I have no idea what’s going on with indie group Skint & Demoralised. Their release history is just so damn confusing that I don’t even know how to begin this review. I’m going to do my best to sum it up…right…now.


Skint & Demoralised formed when poet Matt Abbott (from West Yorkshire) began working with songwriter/producer MiNI dOG (from South Yorkshire). They were snapped up by Mercury (part of Universal Music Group), created lots of hype, and made a debut album – ‘Love And Other Catastrophes’ – which leaked months in advance. As a result, that debut was never officially released, and the band and record company parted ways. Then, I think, Skint & Demoralised broke up, got back together, made a second album – ‘This Sporting Life’ – and released it last year through Heist Or Hit with their debut packaged in as a bonus. So, their second album was their first officially released album, so could be considered their debut, but their actual debut album was released alongside it.

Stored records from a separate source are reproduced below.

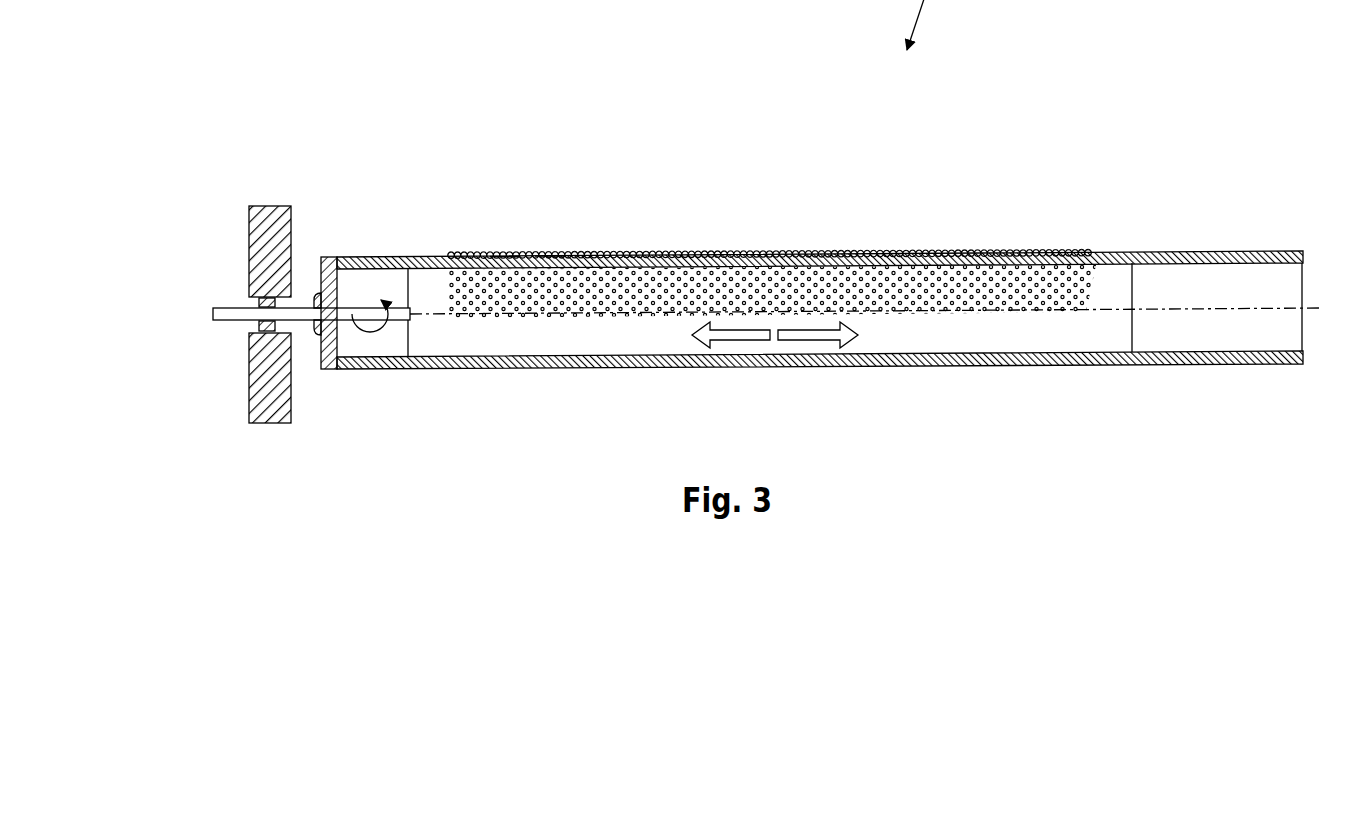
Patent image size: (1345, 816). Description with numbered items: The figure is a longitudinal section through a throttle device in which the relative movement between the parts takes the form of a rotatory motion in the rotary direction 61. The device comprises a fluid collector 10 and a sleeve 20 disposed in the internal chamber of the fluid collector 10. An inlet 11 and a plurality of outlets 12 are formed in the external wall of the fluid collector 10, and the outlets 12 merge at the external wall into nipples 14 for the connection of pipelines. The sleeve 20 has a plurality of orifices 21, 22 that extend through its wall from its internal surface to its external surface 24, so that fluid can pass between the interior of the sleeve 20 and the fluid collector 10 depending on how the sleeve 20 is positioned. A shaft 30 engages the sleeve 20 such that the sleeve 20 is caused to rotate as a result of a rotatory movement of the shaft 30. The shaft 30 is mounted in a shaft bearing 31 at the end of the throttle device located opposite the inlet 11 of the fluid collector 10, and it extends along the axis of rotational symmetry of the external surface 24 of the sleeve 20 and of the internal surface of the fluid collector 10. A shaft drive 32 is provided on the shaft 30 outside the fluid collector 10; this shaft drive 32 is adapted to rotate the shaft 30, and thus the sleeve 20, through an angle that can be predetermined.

The fluid collector 10 is at (1188, 251).
The inlet 11 is at (1298, 290).
The outlets 12 is at (941, 237).
The nipples 14 is at (703, 248).
The sleeve 20 is at (1060, 267).
The orifice 21 is at (503, 251).
The orifice 22 is at (548, 251).
The external surface 24 is at (1090, 222).
The shaft 30 is at (219, 306).
The shaft bearing 31 is at (320, 293).
The shaft drive 32 is at (250, 207).
The rotary direction 61 is at (378, 336).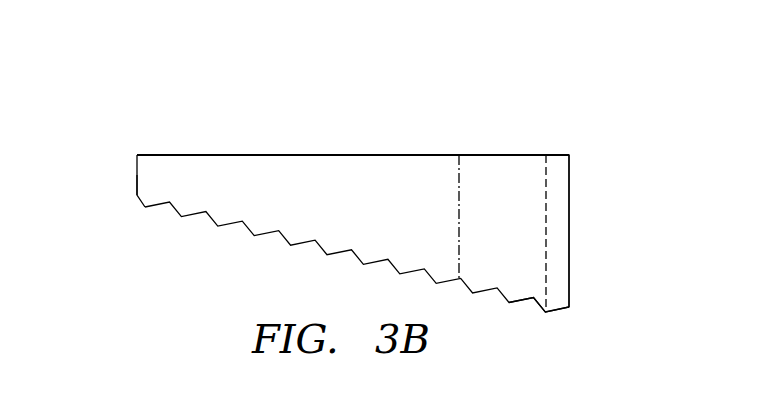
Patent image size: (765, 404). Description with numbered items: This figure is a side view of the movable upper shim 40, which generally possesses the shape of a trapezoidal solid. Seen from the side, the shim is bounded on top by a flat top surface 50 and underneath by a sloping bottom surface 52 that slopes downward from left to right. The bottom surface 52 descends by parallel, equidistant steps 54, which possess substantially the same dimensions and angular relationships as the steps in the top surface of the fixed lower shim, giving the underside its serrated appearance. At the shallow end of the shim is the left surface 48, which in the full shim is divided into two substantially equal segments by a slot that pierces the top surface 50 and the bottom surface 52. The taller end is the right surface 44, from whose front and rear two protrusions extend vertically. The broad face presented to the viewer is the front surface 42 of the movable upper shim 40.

The movable upper shim 40 is at (523, 140).
The front surface 42 is at (157, 172).
The right surface 44 is at (570, 217).
The left surface 48 is at (137, 183).
The top surface 50 is at (378, 155).
The sloping bottom surface 52 is at (515, 302).
The steps 54 is at (210, 218).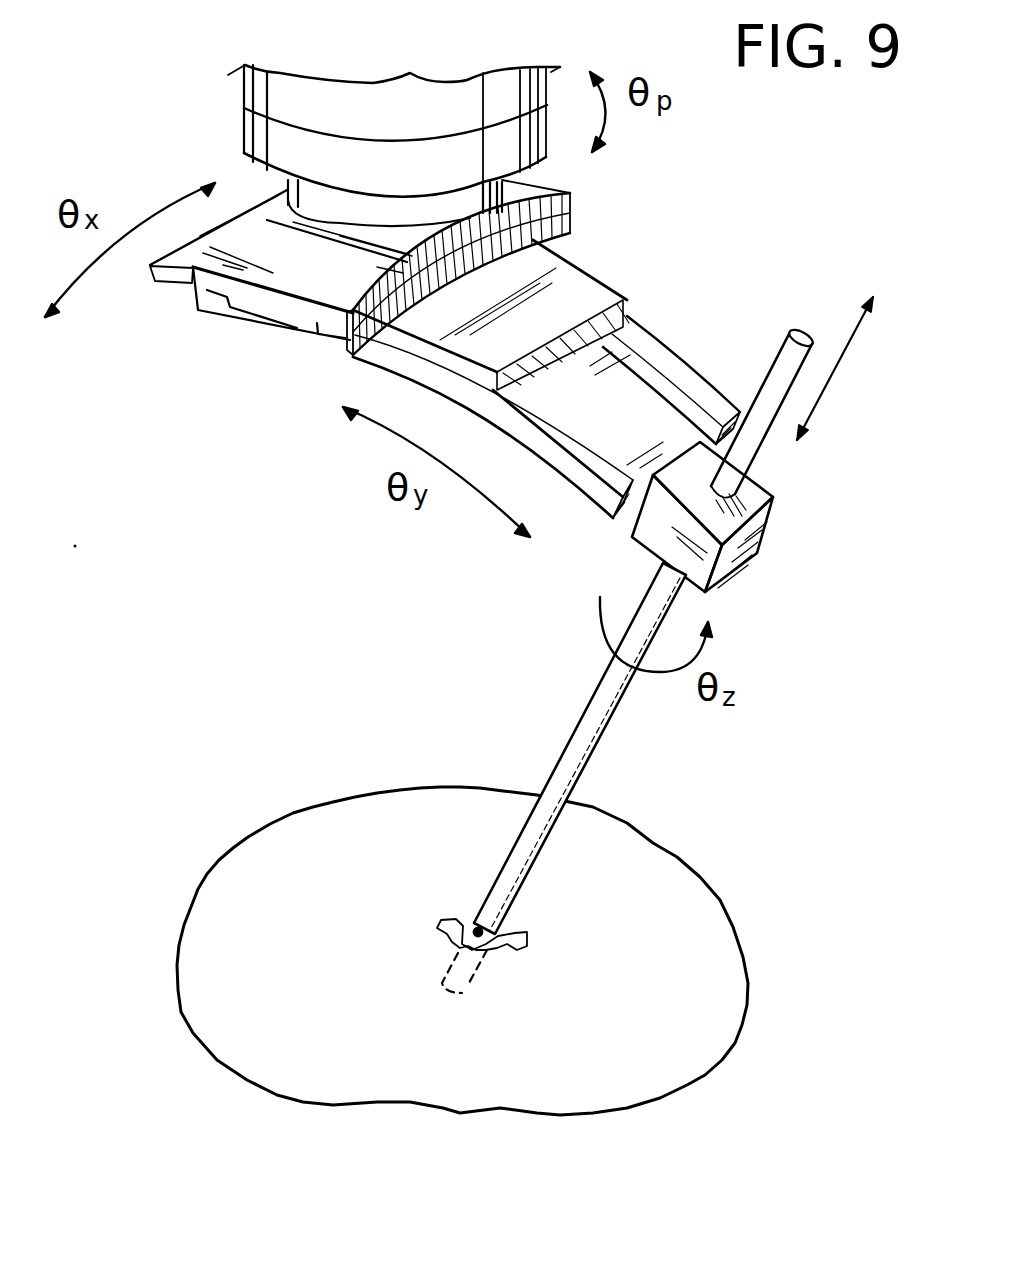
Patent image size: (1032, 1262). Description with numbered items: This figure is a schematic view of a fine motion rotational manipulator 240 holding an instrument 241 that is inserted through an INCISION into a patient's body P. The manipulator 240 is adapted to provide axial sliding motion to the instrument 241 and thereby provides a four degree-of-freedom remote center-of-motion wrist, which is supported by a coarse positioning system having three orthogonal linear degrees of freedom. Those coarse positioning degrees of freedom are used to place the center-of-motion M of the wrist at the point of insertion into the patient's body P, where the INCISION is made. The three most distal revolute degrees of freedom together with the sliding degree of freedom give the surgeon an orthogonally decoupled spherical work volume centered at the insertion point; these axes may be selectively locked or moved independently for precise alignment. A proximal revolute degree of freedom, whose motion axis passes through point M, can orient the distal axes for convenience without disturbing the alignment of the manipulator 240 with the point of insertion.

And now they are releasing…wait…’This Sporting Life’…again. So it’s a re-release? Which doesn’t come with the other album, which I think was also re-leased on vinyl at some point. Breathe and/or sigh.


Anyway, ‘This Sporting Life’ is a British indie gem, and that’s all that really matters. The production is a lot more lo-fi when compared to ‘Love And Other Catastrophes’ (which was made by a big record company after all), and makes it all the more charming. This band is, essentially, a vehicle for Matt Abbott’s indie poetry (the band’s early songs were built around his existing poems), and he delivers his fictional and non-fictional words about England, love, youth, and politics with sweetness and sincerity. His vocal style has progressed from simple spoken-word to Pete Doherty-esque, melodic mumbling, retaining his lovely regional accent. Some of the vocals, such as on ‘Voluntary Confinement’, recall Sam Duckworth (of Get Cape. Wear Cape. Fly), and much of the vocals are delivered as Jamie T does: through talking.


Musically, Skint & Demoralised keep it simple. There is sunny folk-punk, such as ‘Hogmanay Heroes’ and single ‘The Lonely Hearts Of England’, which doesn’t sound a million miles away from The King Blues. There is jangly indie-rock such as ‘All The Rest Is Propaganda’ and ’43 Degrees’, which comes across a little like The Libertines. There are also Morrissey moments, such as on the slower numbers like ‘Fireworks’. The highlight is the closer – ‘Lowlife’ – which descends into splashy and intense post-punk , and features the album’s best guitar parts.


Skint & Demoralised have had a turbulent start to their career, suffering the worst elements of our current musical climate: piracy and record label fickleness. It is bands like this that suffer most from illegal file sharing; the young bands that are tripped up before they even reach the playing field. They have lost the initial buzz that surrounded them when they first emerged, and they may struggle to get the exposure they desire and deserve. But ‘This Sporting Life’ is a revelation, and the kind of indie record that could be considered as a milestone masterpiece – like the debuts from Arctic Monkeys and The Libertines – if it could only reach enough ears. Abbott is genuinely the best indie lyricist to surface in recent years.